Kimi zaman kendi fikrimmiş gibi sattığım fikirlerin, yaşam önermelerinin ilham kaynaklarını da göstermek de fayda var. Sonuçta şu da bir gerçek ki her şeyi biliyormuş gibi yapmak inandırıcılığınıza zarar verir. O yüzden de elinizdeki bilginin orijinal kaynağını saklamayın. Diğer türlüsü yurdumuzda pek bir meşhur olan intihal hadisesine girer. Bu da doğal olarak şık değil ve sizler gibi iyi insanlara da zaten yakışmaz.
İlham kaynaklarımın sözlerini olduğu gibi yazacağım ki benim sübjektif çıkarımımın dışında size kendi çıkarımınızı yapma fırsatı vermiş olayım. Yoksa didaktik köşe yazarı olurum ki, Allah beni böyle bir şerden korusun! Bugünün ilham kaynağı Muhammed Ali Clay. Kelebek gibi uçan, arı gibi sokan dünyanın (bence) gördüğü en büyük sporcularından biri ve açık ara en iyi boksörü. Tuhaf egosu, ilginç yaklaşımları ile değişik bir insan. Hayata dair seçimlerini olgunlukla kucaklayıp her yıkımdan daha güçlü kalkmayı beceren bir mücadele insanı. Yaşamına dair bir şeyler söylememe gerek yok. İnternetin dipsiz bilgi kuyusunda hepsi mevcut. Ve gelelim bu ilginç ve harika insanın bana ilham veren sözlerinden bazılarına. Ve şimdilik sağlıcakla kalın.
- Başkalarına hizmet etmek, bu dünyada ödediğimiz oda kirasıdır.

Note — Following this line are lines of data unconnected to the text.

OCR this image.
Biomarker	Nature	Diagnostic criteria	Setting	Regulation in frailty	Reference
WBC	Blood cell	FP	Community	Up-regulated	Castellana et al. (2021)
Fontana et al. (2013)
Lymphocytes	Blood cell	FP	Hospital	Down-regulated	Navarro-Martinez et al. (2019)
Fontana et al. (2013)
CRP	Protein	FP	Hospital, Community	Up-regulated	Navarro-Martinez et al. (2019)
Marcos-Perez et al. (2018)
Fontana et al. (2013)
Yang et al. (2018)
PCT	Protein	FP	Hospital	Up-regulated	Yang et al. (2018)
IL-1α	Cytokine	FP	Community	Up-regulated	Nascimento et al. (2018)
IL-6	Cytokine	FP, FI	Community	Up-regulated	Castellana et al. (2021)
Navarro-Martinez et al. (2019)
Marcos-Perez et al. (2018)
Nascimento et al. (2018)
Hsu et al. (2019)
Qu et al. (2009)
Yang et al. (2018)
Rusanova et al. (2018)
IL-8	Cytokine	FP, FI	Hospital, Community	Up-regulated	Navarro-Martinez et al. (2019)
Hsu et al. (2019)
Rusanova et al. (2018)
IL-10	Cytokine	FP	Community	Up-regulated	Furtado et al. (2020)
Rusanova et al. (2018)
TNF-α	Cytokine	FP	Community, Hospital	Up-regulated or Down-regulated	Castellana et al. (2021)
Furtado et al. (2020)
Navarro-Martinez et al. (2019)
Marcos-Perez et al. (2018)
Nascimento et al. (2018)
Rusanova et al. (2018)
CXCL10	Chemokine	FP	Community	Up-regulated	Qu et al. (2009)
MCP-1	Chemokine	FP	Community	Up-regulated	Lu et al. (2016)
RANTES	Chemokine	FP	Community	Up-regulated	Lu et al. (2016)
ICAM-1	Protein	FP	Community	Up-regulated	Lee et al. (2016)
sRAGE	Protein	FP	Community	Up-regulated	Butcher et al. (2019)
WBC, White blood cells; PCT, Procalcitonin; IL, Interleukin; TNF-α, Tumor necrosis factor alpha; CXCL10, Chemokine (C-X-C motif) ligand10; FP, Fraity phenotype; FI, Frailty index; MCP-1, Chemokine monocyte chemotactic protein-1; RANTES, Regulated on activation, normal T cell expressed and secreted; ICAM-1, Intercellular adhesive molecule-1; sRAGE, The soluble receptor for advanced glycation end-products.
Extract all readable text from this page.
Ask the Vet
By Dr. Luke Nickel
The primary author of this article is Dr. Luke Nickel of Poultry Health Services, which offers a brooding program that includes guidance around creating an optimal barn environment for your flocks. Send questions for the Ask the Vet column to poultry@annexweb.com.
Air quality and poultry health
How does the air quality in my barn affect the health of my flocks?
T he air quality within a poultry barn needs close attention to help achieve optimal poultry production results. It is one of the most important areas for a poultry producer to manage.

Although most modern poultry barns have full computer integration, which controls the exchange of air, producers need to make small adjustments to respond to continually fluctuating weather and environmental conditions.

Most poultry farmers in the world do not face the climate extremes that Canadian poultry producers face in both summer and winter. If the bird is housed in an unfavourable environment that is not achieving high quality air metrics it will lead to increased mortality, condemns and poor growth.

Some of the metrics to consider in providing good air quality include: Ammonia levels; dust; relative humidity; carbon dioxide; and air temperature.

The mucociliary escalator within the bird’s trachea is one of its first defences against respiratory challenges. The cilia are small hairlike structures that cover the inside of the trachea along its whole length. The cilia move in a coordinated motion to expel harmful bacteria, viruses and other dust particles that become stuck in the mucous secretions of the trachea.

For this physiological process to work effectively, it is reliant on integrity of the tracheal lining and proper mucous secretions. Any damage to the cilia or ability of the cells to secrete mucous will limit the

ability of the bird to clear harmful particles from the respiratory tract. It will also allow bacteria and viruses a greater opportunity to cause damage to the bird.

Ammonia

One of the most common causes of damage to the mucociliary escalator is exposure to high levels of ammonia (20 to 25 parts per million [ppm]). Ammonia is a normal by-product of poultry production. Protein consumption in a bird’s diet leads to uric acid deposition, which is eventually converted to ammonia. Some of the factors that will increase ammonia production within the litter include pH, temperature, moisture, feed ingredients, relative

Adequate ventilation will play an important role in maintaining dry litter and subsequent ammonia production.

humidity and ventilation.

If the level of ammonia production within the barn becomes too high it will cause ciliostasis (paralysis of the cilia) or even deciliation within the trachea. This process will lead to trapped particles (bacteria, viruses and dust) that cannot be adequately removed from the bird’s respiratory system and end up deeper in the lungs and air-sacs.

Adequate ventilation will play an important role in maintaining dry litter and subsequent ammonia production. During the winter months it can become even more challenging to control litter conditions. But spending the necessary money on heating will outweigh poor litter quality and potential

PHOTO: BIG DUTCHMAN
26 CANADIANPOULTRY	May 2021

- Antrenmanların her dakikasından nefret etmiştim. Ama kendime, “Vazgeçme. Şimdi acı çek ama hayatının geri kalanını bir şampiyon olarak yaşa” dedim.
- Risk alacak cesareti olmayan kişi, hayatta hiçbir şey başaramaz.
- Günleri saymayın, sayılmaya değer günler yaşayın.
- Hayal gücü olmayanın kanatları yoktur.
- Ben en iyisiyim. Bunu gözlerimle görmeden önce de söylüyordum.
- Küflü ekmekten penisilin yapılabiliyorsa, senden de bir şeyler olabilir
- “Övünmek”, bir kişinin bir şey söylediğinde ve yapamadığı zamandır. Ben ne dersem onu yaparım.”
- Yalnızca yenilmenin nasıl bir şey olduğunu bilen bir adam ruhunun derinliklerine inebilir ve maç eşit olduğunda kazanmak için gereken ekstra gücü bulabilir.
Aklımdaki Söz: Bu sefer çoğu yukarıda J
Okuduğum Kitap: Dövüş (Norman Mailler) aslında çok önceden okudum ama bugüne yakıştı.
Tavsiye Filmim: Ali (M. Mann / başrolde Will Smith)
Dinlediğim Müzik : Eye Of The Tiger (beste. Survivor) başka ne dinleyebilirdim ki ?!